Thursday, June 24, 2004
BOCA RATON -- The building where photo editor Bob Stevens contracted the anthrax that killed him is set to be made safe again.
By the end of the year the former AMI offices will house workers again, representatives of BioONE, the company that plans to both clean and occupy the building, said Wednesday.
Decontamination of the former AMI building, scheduled to begin July 11, will come two years, nine months and six days after doors last closed behind employees of the Weekly World News, The National Enquirer, the Sun and other supermarket tabloids, on the day that Stevens died.

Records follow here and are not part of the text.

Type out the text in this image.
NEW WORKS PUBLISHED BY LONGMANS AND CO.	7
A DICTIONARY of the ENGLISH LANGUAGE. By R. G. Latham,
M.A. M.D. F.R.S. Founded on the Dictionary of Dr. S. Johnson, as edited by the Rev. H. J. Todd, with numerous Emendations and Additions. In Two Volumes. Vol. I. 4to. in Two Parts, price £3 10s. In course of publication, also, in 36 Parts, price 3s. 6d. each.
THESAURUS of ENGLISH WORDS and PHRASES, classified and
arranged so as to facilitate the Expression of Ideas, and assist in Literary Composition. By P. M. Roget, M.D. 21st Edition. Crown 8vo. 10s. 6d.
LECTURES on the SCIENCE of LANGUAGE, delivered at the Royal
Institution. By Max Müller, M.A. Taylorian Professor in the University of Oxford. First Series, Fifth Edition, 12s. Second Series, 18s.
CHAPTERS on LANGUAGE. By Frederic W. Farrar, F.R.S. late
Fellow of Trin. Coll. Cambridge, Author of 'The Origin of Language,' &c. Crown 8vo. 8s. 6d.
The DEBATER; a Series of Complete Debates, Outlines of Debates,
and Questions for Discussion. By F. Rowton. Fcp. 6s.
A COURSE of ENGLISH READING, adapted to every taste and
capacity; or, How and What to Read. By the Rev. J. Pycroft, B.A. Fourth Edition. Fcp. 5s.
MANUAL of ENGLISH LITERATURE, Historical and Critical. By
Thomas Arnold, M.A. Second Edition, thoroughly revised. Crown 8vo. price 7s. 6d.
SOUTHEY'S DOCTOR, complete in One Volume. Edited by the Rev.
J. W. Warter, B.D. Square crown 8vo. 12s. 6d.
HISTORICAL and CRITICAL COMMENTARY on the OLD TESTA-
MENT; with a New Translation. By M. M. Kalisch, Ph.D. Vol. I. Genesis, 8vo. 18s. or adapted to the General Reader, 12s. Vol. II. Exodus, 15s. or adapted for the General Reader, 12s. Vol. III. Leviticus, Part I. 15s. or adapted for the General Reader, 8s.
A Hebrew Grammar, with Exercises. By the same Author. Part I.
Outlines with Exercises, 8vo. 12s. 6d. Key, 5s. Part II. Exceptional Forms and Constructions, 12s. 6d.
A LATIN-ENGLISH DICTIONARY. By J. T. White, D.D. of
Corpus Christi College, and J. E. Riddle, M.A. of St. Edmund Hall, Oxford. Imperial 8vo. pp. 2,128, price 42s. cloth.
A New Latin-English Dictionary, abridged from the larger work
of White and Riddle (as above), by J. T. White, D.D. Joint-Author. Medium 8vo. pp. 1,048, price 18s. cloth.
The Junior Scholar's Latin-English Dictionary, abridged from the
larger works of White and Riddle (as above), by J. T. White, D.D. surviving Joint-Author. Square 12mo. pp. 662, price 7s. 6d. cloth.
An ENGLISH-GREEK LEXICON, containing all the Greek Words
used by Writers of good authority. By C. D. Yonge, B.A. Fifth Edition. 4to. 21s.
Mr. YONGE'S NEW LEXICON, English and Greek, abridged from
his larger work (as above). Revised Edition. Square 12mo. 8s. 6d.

The papers, files, photos and mementos that they left behind that day already have been removed from the building and will be destroyed, BioONE Chief Operating Officer Karen Cavanagh said.
Preserving all of the building's contents, which included more than 5 million photos -- Elvis in his coffin among them -- and 600,000 pages of bound periodicals, would have made the cost of the project "astronomical," Cavanagh said, because the materials would all have had to be tested post-fumigation.
http://www.palmbeachpost.com/localnews/content/auto/epaper/editions/thursday/south_county_04ad357732d7414000f4.htmlWhat a great excuse to get rid of 5 million photos. I'm sure some of Bob Stevens best work is among them. Gee what a lucky break for Bu$h. If anyone hasn't noticed the National Enquirer which prided itself on investigating anything Clinton, doesn't touch the Bu$h family with a 10 foot poll anymore.